Um vídeo que circula nas redes sociais mostra trabalhadores derrubando árvores e realizando intervenções em um terreno na região da Praia do Buracão, no Rio Vermelho, em Salvador, após a Prefeitura autorizar a demolição de imóveis e o início de obras no local. A movimentação ocorre durante o Carnaval e foi criticada pelo deputado estadual Robinson Almeida (PT), que atribuiu ao prefeito Bruno Reis (União Brasil) a responsabilidade política pela liberação do empreendimento.

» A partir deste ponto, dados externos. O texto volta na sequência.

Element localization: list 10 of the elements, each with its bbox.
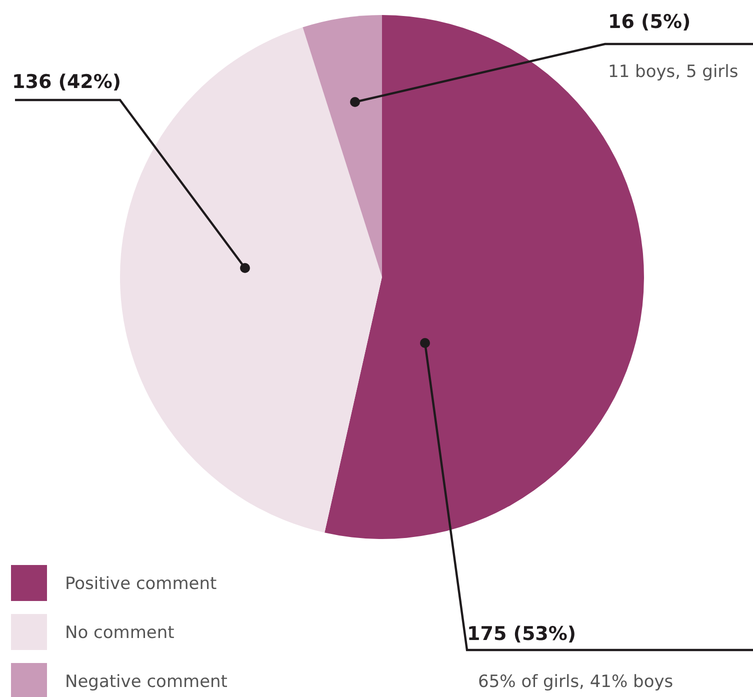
text: 11 boys, 5 girls (608, 62, 738, 82)
data-label: 136 (42%) (12, 71, 122, 93)
pie-slice (120, 27, 382, 533)
data-label: 175 (53%) (467, 623, 576, 645)
data-label: 16 (5%) (608, 11, 691, 33)
legend-label: Positive comment (65, 574, 218, 594)
text: 65% of girls, 41% boys (478, 672, 674, 692)
pie-slice (302, 15, 382, 277)
legend-label: Negative comment (65, 672, 228, 692)
legend-label: No comment (65, 623, 175, 643)
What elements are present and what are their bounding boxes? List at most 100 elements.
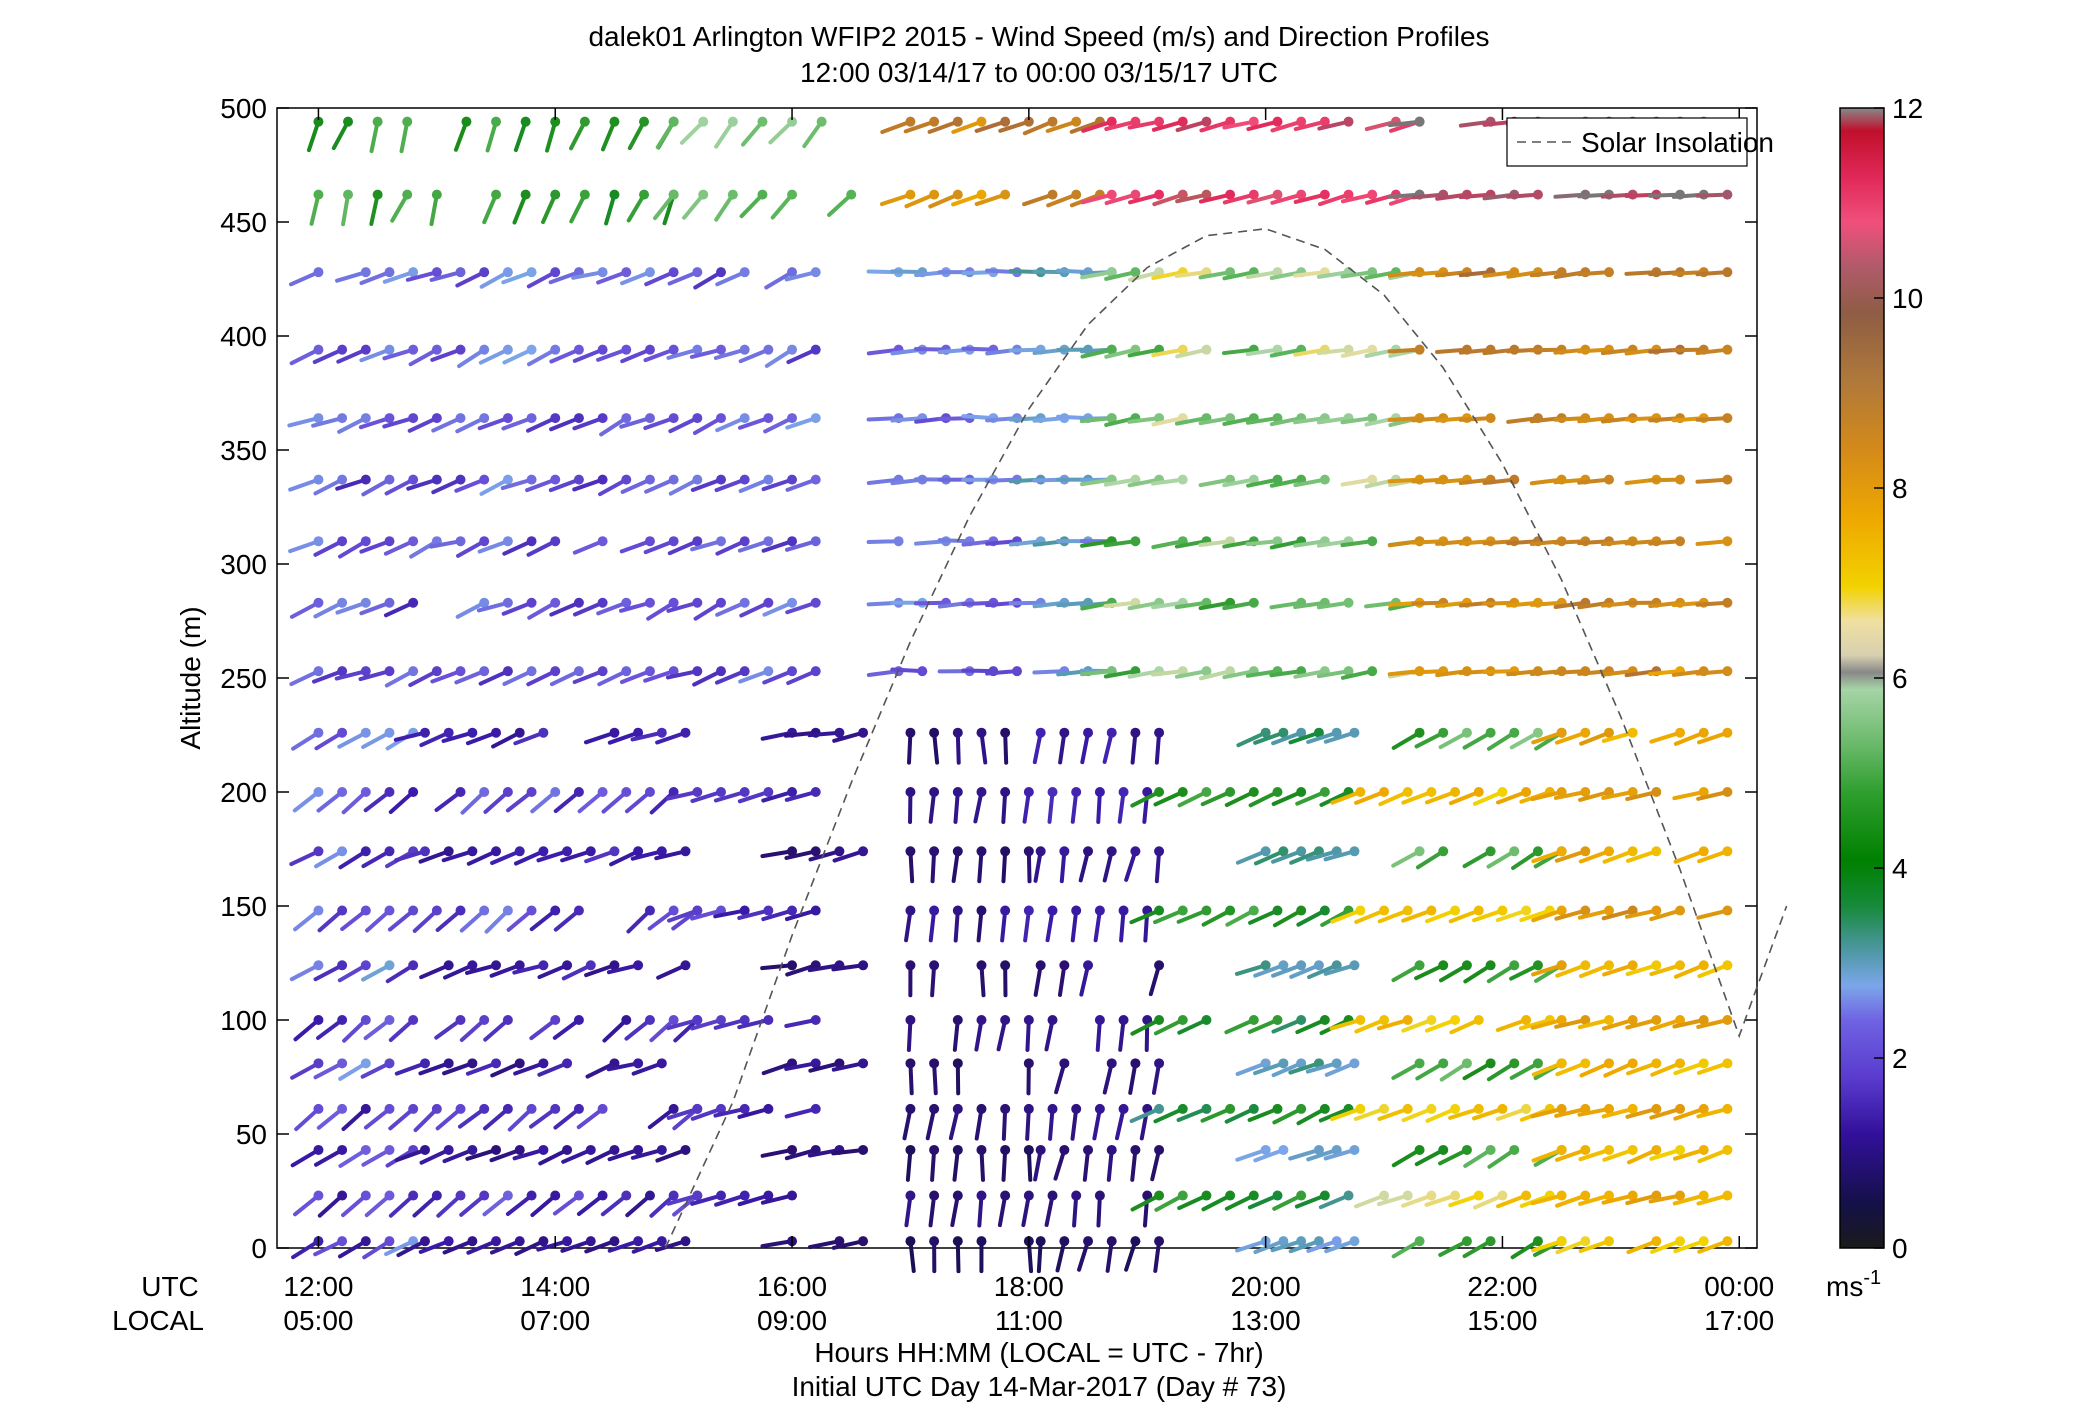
colorbar-unit-exponent: -1 xyxy=(1863,1267,1881,1289)
wind-barb-dot xyxy=(538,846,549,857)
wind-barb-dot xyxy=(1461,960,1472,971)
wind-barb-dot xyxy=(1722,413,1733,424)
x-tick-label-utc: 22:00 xyxy=(1467,1271,1537,1302)
wind-barb-shaft xyxy=(1008,539,1043,547)
wind-barb-dot xyxy=(1698,1236,1709,1247)
wind-barb-dot xyxy=(431,189,442,200)
wind-barb-shaft xyxy=(1462,1239,1493,1259)
wind-barb-dot xyxy=(1556,727,1567,738)
wind-barb-dot xyxy=(1722,536,1733,547)
wind-barb-shaft xyxy=(807,1147,842,1158)
wind-barb-shaft xyxy=(693,270,723,290)
wind-barb-shaft xyxy=(1424,790,1458,805)
wind-barb-dot xyxy=(1627,727,1638,738)
local-row-label: LOCAL xyxy=(112,1305,204,1336)
wind-barb-shaft xyxy=(456,539,487,558)
wind-barb-dot xyxy=(1319,116,1330,127)
wind-barb-dot xyxy=(443,1058,454,1069)
wind-barb-dot xyxy=(1248,1015,1259,1025)
wind-barb-dot xyxy=(1698,1103,1709,1114)
wind-barb-dot xyxy=(1083,960,1094,971)
wind-barb-dot xyxy=(1604,727,1614,738)
wind-barb-dot xyxy=(491,1144,502,1155)
wind-barb-shaft xyxy=(317,908,345,933)
wind-barb-dot xyxy=(976,1103,987,1114)
wind-barb-dot xyxy=(562,846,573,857)
wind-barb-dot xyxy=(716,474,726,485)
wind-barb-dot xyxy=(467,1144,478,1155)
wind-barb-shaft xyxy=(311,416,345,428)
wind-barb-shaft xyxy=(690,477,723,492)
wind-barb-dot xyxy=(431,1103,442,1114)
wind-barb-dot xyxy=(1000,846,1011,857)
wind-barb-dot xyxy=(1319,1103,1330,1114)
wind-barb-shaft xyxy=(937,416,972,422)
wind-barb-dot xyxy=(360,1190,371,1201)
wind-barb-dot xyxy=(1296,116,1307,127)
wind-barb-dot xyxy=(929,189,940,200)
wind-barb-shaft xyxy=(1509,730,1540,750)
wind-barb-shaft xyxy=(405,270,439,282)
wind-barb-dot xyxy=(1698,846,1709,857)
wind-barb-dot xyxy=(1349,727,1360,738)
wind-barb-dot xyxy=(668,344,679,355)
wind-barb-shaft xyxy=(908,849,915,884)
wind-barb-dot xyxy=(1313,727,1324,738)
wind-barb-dot xyxy=(384,267,395,278)
wind-barb-shaft xyxy=(336,347,368,364)
wind-barb-dot xyxy=(763,1015,774,1025)
wind-barb-shaft xyxy=(457,347,487,369)
wind-barb-shaft xyxy=(630,1147,664,1160)
wind-barb-dot xyxy=(716,1190,726,1201)
wind-barb-shaft xyxy=(1486,1061,1517,1082)
wind-barb-shaft xyxy=(1055,1239,1067,1273)
wind-barb-shaft xyxy=(1673,963,1706,979)
wind-barb-dot xyxy=(1154,189,1165,200)
wind-barb-shaft xyxy=(1578,790,1611,802)
wind-barb-dot xyxy=(1278,846,1289,857)
x-tick-label-utc: 00:00 xyxy=(1704,1271,1774,1302)
wind-barb-dot xyxy=(668,1190,679,1201)
wind-barb-dot xyxy=(573,474,584,485)
wind-barb-shaft xyxy=(1306,1147,1339,1162)
wind-barb-dot xyxy=(1083,846,1094,857)
wind-barb-shaft xyxy=(1293,347,1327,357)
wind-barb-shaft xyxy=(1577,347,1611,354)
colorbar-ticks: 0 2 4 6 8 10 12 xyxy=(1874,93,1923,1264)
wind-barb-dot xyxy=(337,666,348,677)
wind-barb-shaft xyxy=(1578,1193,1611,1206)
wind-barb-shaft xyxy=(1486,849,1517,869)
wind-barb-shaft xyxy=(1033,963,1043,997)
wind-barb-dot xyxy=(1580,787,1591,797)
wind-barb-dot xyxy=(337,1236,348,1247)
wind-barb-dot xyxy=(1154,413,1165,424)
wind-barb-dot xyxy=(633,727,644,738)
wind-barb-dot xyxy=(1106,846,1117,857)
wind-barb-dot xyxy=(550,189,561,200)
wind-barb-dot xyxy=(929,846,940,857)
wind-barb-shaft xyxy=(866,416,901,422)
wind-barb-dot xyxy=(1473,1103,1484,1114)
wind-barb-dot xyxy=(1260,960,1271,971)
wind-barb-dot xyxy=(834,1236,845,1247)
wind-barb-dot xyxy=(1023,1015,1034,1025)
wind-barb-dot xyxy=(337,787,348,797)
wind-barb-dot xyxy=(905,905,916,916)
wind-barb-dot xyxy=(1509,846,1520,857)
wind-barb-dot xyxy=(1047,116,1058,127)
wind-barb-dot xyxy=(1343,1190,1354,1201)
x-tick-label-local: 11:00 xyxy=(995,1305,1063,1336)
wind-barb-shaft xyxy=(548,477,581,493)
x-axis-label: Hours HH:MM (LOCAL = UTC - 7hr) xyxy=(814,1337,1263,1368)
wind-barb-dot xyxy=(668,1015,679,1025)
wind-barb-dot xyxy=(1000,1103,1011,1114)
wind-barb-dot xyxy=(1722,344,1733,355)
wind-barb-dot xyxy=(538,727,549,738)
wind-barb-dot xyxy=(1278,1058,1289,1069)
wind-barb-dot xyxy=(502,474,513,485)
wind-barb-dot xyxy=(1248,1190,1259,1201)
wind-barb-dot xyxy=(952,787,963,797)
wind-barb-shaft xyxy=(311,669,345,684)
wind-barb-dot xyxy=(585,960,596,971)
wind-barb-shaft xyxy=(1577,669,1611,676)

Segundo o parlamentar, as imagens — recebidas por ele nesta quinta-feira (12)— mostram homens com equipamentos realizando a supressão de vegetação dentro do terreno onde funcionavam imóveis já autorizados pela prefeitura para demolição. No vídeo, é possível observar trabalhadores atuando na retirada de árvores e na preparação da área para as próximas etapas da obra. “A prefeitura concedeu a autorização e, agora, em pleno Carnaval, a empresa inicia a intervenção. É um símbolo do modelo de cidade que essa gestão defende: mais concreto, menos verde e pouca transparência com a população”, afirmou Robinson.
A Secretaria Municipal de Desenvolvimento Urbano (Sedur) autorizou a demolição de imóveis localizados na Rua Barro Vermelho, área próxima à praia, abrindo caminho para a construção de empreendimentos de grande porte. O projeto prevê edificações verticais em uma das regiões mais valorizadas e sensíveis do ponto de vista ambiental na capital baiana. Robinson Almeida criticou o Plano Diretor e a política urbana adotada na atual gestão municipal, que, segundo ele, tem favorecido a verticalização da orla e a expansão de empreendimentos imobiliários sem avaliar os impactos socioambientais.
“Salvador tem perdido qualidade de vida por adotar um modelo de desenvolvimento que suprime áreas verdes e espaços de convivência. O Buracão é um patrimônio natural da cidade e é a nova vítima da gestão do União Brasil”, criticou. O deputado também questionou os impactos ambientais da obra, citando possíveis efeitos sobre o ecossistema costeiro, o sombreamento da faixa de areia e a paisagem urbana do Rio Vermelho. “Estamos falando de uma intervenção numa área costeira sensível, que pode alterar o ecossistema local, provocar sombreamento permanente na faixa de areia e comprometer a paisagem urbana do Rio Vermelho. Não é apenas uma obra privada, é uma decisão política do prefeito que impacta toda a cidade”, analisou.